Cases have also been confirmed in the US, the UK, Taiwan, South Korea, Thailand, Japan, Hong Kong, Vietnam and Singapore.

Officials worry the weeklong lunar new year holiday, which begins on Saturday and usually sees hundreds of millions of Chinese crisscross the country, will exacerbate an outbreak that has reached almost all of China’s provinces.

The state-run Beijing News said the capital had cancelled events including two well-known lunar new year temple fairs. The Forbidden City, the palace complex in Beijing that is now a museum, announced it will close indefinitely on Saturday.

The country’s railway operator, China State Railway Group, said passengers would be able to receive full refunds on tickets nationwide starting on Friday.

While sweeping measures are typical of China’s communist government, large-scale quarantines are rare around the world, even in deadly epidemics, because of concerns about infringing on people’s liberties, and the effectiveness of such measures is unclear.

“To my knowledge, trying to contain a city of 11 million people is new to science,” Gauden Galea, the World Health Organization’s representative in China, told the Associated Press. “It has not been tried before as a public health measure. We cannot at this stage say it will or it will not work.”

Late on Thursday Wuhan city authorities said that limits on car travel would be introduced for the first time at noon on Friday.

In Wuhan, supermarket shelves were empty and local markets sold out of produce as residents hoarded supplies and isolated themselves at home. Petrol stations were overwhelmed as drivers stocked up on fuel, exacerbated by rumours that reserves had run out. Local residents said pharmacies had sold out of face masks.
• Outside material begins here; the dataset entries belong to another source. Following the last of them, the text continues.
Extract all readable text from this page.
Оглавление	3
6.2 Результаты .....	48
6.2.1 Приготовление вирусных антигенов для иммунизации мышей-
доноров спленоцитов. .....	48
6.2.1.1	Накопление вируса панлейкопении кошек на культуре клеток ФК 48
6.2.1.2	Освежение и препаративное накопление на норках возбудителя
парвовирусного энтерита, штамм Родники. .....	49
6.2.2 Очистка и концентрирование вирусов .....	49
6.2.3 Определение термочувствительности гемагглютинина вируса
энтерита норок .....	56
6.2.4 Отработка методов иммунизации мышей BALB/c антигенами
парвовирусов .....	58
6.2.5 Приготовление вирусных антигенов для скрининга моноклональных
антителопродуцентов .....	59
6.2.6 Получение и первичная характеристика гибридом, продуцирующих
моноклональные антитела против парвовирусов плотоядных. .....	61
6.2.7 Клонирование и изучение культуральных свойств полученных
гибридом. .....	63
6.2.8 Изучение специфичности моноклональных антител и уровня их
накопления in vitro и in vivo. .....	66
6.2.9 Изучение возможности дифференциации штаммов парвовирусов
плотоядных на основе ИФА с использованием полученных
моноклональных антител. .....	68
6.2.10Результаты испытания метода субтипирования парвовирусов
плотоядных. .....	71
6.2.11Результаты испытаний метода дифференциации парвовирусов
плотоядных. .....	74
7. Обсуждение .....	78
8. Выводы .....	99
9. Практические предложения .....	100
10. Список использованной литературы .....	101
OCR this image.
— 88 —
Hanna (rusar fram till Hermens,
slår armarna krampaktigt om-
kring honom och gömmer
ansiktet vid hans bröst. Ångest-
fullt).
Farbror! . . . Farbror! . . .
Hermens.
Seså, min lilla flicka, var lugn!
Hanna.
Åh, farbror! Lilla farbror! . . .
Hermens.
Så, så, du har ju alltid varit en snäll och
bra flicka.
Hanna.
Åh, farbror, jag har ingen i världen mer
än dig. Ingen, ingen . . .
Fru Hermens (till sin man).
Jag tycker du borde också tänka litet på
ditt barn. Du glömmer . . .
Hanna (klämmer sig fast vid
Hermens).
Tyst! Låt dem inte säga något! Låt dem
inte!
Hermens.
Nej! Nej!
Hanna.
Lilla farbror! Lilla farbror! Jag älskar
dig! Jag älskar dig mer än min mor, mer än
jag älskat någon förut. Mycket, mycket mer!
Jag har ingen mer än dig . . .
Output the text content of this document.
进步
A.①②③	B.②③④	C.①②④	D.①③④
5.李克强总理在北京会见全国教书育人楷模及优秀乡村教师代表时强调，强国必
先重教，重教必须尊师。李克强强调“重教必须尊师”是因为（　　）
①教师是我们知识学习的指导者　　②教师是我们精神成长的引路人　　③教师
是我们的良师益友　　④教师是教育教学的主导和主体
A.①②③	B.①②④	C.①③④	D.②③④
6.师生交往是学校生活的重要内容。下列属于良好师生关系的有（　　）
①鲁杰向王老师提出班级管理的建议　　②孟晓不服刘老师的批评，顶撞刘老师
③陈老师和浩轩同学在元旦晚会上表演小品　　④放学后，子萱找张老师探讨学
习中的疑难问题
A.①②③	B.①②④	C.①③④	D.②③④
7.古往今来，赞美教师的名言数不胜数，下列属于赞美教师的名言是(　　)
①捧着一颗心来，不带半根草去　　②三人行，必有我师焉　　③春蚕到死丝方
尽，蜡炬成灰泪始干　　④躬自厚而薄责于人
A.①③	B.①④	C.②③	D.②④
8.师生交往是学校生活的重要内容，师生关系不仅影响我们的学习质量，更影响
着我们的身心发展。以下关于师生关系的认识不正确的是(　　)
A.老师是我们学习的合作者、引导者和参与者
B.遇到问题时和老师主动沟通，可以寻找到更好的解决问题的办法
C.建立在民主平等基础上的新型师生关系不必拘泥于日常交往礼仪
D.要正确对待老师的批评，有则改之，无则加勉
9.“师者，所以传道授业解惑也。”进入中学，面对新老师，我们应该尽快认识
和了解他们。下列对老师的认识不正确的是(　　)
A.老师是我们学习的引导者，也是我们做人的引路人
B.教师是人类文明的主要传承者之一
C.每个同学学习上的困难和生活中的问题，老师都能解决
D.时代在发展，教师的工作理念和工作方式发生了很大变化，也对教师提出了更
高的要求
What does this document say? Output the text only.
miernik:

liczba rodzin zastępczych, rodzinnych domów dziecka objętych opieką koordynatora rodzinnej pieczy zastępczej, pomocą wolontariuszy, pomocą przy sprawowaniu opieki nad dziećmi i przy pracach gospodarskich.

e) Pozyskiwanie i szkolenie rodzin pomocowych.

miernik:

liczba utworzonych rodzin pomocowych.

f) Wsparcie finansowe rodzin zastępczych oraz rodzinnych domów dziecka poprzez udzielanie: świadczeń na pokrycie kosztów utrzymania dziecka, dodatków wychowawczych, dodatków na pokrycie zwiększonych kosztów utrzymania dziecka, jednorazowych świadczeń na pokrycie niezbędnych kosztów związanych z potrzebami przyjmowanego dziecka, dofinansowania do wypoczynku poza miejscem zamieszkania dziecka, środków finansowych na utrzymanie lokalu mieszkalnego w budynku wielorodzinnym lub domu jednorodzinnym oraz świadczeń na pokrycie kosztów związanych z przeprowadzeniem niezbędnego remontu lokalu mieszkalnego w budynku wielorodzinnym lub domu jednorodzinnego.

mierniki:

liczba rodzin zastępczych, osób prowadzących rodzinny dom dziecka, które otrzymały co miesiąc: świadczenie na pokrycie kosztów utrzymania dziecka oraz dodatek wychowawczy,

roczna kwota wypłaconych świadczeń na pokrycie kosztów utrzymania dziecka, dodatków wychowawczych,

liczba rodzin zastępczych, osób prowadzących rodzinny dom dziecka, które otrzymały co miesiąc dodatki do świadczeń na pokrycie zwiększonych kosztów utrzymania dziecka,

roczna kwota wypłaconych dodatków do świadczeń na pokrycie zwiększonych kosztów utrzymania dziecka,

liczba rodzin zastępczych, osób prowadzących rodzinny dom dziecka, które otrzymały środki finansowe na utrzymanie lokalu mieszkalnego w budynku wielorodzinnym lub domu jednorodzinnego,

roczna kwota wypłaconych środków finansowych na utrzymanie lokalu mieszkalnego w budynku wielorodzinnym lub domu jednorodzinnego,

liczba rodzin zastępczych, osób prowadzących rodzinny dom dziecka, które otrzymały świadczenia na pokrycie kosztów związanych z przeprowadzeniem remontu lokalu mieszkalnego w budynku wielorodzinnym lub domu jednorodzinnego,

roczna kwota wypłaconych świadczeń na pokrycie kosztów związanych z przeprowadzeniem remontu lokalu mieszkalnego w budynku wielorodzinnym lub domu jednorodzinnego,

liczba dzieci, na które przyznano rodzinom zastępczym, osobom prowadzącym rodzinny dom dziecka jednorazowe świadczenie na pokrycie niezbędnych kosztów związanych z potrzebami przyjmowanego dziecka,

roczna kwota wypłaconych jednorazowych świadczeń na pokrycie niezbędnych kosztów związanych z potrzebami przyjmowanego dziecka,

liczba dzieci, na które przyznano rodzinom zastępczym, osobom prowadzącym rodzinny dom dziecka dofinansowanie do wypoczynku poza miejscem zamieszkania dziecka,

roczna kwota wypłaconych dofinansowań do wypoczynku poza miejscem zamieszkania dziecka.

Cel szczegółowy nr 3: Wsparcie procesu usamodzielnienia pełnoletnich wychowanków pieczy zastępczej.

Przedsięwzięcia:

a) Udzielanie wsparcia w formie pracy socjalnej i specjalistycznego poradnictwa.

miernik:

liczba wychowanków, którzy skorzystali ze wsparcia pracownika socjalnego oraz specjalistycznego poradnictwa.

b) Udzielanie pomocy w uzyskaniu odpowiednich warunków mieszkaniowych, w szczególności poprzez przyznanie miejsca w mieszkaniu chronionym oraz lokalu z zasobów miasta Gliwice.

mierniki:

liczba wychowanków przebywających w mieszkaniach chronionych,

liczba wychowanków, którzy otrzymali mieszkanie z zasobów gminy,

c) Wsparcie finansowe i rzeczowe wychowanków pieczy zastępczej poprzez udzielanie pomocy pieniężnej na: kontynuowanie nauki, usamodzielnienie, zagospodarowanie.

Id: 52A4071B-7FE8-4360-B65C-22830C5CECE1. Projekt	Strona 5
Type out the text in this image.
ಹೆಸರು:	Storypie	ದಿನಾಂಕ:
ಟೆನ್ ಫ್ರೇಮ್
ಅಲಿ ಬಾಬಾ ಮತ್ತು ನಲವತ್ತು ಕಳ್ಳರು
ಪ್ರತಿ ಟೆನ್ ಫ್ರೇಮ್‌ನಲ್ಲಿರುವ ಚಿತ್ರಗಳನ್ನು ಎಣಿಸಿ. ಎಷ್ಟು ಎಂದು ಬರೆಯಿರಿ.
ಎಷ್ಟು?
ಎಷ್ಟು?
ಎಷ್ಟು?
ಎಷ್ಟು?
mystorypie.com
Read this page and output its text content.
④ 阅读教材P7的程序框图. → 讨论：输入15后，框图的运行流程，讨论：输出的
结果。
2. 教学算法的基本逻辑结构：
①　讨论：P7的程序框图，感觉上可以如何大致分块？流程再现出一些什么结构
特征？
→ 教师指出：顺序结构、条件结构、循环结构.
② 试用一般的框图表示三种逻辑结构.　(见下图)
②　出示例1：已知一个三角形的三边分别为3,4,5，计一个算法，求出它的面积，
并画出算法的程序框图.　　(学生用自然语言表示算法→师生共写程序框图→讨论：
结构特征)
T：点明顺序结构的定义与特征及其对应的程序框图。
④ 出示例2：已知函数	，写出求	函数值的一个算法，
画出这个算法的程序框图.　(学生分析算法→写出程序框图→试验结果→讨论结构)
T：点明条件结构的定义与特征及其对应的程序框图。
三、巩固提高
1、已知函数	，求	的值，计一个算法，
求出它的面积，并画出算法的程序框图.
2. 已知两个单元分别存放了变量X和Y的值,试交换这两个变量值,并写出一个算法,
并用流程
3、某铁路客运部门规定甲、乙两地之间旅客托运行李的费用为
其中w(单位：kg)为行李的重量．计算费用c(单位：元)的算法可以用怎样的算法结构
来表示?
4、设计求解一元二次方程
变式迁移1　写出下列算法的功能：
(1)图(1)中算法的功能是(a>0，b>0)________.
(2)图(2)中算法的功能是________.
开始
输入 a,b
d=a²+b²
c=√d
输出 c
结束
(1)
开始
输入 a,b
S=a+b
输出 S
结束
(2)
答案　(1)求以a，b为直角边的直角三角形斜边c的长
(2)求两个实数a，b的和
“When I saw the news when I woke up, I felt like I was going to go crazy. This is a little too late now. The government’s measures are not enough,” said Xiao, 26, a primary schoolteacher in Wuhan, who asked not to give her full name.

Anxiety in Wuhan has been exacerbated by reports that hospitals are turning patients away because they do not have enough room. A hospital contacted by the Guardian on Thursday said it had between 500 and 600 patients and recommended patients go to a community health centre instead. Eight hospitals in Wuhan put out calls for donations of protective equipment, according to Chinese media.

Officials said they would build a new hospital in six days to accommodate patients, modelled after an isolation facility constructed in Beijing during the Sars outbreak.

Hubei officials said schools, on break for the spring festival holiday, would delay the beginning of the spring term.

The illnesses from the newly identified coronavirus appeared last month in Wuhan, an industrial and transportation hub in central China. The vast majority of cases in the mainland have been in the city.

The coronavirus family includes the common cold as well as viruses that cause more serious illnesses, such as the Sars outbreak that spread from China to more than a dozen countries in 2002-03 and killed about 800 people, and Middle Eastern respiratory syndrome which developed from camels.

China is keen to avoid repeating mistakes with its handling of Sars. For months, even after the illness had spread around the world, China parked patients in hotels and drove them around in ambulances to conceal the true number of cases and avoid WHO experts.

In the current outbreak, China has been credited with sharing information rapidly, and President Xi Jinping has emphasised that as a priority.

On Thursday a WHO committee said the outbreak does not yet constitute a public health emergency of international concern. Previous emergencies have included Ebola and Zika.